Hi All - Sorry for the delay, one of the causes of the timeout issue is exhibited when premium VM sizes are used, although it is not directly to do with the premium offerings, these are VM sizes which contain 'S' in the size, and is being resolved, I will come back when this has completed. If you are still seeing issues with WinRM timeout, try using a VM Size that does not contain an 'S', such as changing from Standard_DS2_v2 to Standard_D2_v2 etc.

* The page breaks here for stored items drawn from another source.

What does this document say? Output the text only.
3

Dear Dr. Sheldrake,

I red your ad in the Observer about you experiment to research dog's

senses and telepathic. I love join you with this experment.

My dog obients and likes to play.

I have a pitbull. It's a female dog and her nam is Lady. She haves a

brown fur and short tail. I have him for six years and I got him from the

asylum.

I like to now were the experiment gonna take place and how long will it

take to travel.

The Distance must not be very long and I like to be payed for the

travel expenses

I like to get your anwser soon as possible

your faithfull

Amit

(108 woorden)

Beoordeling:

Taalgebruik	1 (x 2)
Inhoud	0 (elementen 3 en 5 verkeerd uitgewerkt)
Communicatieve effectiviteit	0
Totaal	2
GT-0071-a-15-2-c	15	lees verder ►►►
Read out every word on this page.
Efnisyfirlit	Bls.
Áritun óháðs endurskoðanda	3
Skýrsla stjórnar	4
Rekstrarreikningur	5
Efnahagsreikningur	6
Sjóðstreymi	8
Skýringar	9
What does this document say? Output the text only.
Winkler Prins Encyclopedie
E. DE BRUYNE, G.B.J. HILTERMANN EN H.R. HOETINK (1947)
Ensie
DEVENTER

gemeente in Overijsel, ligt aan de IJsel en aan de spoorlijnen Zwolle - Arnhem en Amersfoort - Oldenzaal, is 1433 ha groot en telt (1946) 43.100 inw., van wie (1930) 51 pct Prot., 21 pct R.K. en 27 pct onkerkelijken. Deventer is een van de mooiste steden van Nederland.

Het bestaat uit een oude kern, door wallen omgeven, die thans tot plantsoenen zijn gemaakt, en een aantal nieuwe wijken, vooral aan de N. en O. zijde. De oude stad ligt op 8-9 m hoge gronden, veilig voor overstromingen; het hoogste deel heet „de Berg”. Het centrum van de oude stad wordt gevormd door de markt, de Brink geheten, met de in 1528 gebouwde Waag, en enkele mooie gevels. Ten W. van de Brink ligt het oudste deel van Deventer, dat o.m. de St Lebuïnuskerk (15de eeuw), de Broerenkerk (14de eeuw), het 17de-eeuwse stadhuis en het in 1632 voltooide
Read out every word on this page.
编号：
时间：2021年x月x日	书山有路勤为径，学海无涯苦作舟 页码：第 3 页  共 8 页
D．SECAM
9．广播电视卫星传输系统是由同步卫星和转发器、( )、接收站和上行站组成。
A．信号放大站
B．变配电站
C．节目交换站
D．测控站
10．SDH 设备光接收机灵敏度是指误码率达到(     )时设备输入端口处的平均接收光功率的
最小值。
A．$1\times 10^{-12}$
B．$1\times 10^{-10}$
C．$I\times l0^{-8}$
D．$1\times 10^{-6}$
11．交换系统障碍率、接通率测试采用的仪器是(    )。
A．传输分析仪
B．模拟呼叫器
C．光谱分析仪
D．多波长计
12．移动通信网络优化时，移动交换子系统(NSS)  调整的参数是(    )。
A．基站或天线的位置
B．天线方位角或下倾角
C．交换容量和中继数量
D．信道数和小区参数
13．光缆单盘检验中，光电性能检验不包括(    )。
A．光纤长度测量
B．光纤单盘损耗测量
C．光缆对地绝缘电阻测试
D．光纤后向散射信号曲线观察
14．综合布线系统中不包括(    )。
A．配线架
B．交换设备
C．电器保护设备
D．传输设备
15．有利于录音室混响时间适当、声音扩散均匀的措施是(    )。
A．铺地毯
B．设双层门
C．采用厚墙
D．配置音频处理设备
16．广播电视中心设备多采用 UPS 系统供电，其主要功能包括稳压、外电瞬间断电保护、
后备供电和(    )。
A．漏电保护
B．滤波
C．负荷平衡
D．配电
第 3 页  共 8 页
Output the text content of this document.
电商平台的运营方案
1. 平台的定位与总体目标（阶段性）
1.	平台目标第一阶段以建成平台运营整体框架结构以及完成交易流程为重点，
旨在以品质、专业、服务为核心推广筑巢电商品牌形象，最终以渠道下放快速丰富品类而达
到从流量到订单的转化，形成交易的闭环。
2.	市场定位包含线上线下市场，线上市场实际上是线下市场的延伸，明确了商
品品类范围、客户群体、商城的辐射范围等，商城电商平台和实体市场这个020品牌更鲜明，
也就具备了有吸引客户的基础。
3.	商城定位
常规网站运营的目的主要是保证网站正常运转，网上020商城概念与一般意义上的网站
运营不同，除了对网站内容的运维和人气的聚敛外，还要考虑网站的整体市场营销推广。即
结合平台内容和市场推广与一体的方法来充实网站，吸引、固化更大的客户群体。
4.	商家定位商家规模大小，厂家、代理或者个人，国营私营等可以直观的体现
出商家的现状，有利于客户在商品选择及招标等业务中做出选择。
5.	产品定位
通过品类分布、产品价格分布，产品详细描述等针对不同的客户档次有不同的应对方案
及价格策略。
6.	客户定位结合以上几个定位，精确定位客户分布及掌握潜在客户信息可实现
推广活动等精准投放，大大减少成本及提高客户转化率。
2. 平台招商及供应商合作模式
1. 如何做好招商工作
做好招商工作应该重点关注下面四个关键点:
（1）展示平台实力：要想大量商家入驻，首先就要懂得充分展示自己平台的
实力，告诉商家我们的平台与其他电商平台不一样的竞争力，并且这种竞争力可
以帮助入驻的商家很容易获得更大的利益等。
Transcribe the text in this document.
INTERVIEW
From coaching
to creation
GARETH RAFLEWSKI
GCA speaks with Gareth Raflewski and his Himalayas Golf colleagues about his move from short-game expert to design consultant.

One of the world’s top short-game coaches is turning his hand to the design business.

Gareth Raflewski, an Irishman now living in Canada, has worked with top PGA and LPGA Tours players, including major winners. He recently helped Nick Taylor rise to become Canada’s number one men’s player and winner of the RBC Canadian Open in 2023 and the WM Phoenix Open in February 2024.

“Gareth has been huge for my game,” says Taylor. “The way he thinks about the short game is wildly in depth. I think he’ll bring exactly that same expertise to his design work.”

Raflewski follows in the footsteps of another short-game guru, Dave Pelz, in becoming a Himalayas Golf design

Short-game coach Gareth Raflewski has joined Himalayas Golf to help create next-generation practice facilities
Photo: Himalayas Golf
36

These were the setting I used during testing:

"communicator": "winrm", "winrm_username": "packer", "winrm_insecure": true, "winrm_use_ssl": true, "vm_size": "Standard_D2_v2"

For those of you who still have issues with that config (or vm_size with a no 'S'), please let me know.

[shurick81]

I still have issues with building Windows Server 2019 (not 2016).

"os_type": "Windows",
"image_publisher": "MicrosoftWindowsServer",
"image_offer": "WindowsServer",
"image_sku": "2019-Datacenter",
"image_version": "latest",

"communicator": "winrm",
"winrm_use_ssl": "true",
"winrm_insecure": "true",
"winrm_timeout": "30m",
"winrm_username": "packer",

"vm_size": "Standard_DS2_v2",
"managed_image_storage_account_type": "Premium_LRS",

region: west europe

[shurick81]

with the size you recommend packer has no issues with creating VMs:

"os_type": "Windows",
"image_publisher": "MicrosoftWindowsServer",
"image_offer": "WindowsServer",
"image_sku": "2019-Datacenter-smalldisk",
"image_version": "latest",

"communicator": "winrm",
"winrm_use_ssl": "true",
"winrm_insecure": "true",
"winrm_timeout": "30m",
"winrm_username": "packer",

"vm_size": "Standard_D2_v2",
"managed_image_storage_account_type": "Standard_LRS",

However, builds became much slower with standard disks...

[faizan002]

Hi, I have this timeout issue which is quite sporadic but sometimes I cant create an image for a whole day and it works the next day. Lately I started to see the issue with "ssh timeout" for a ubuntu Image creation as well :( This is so frustrating.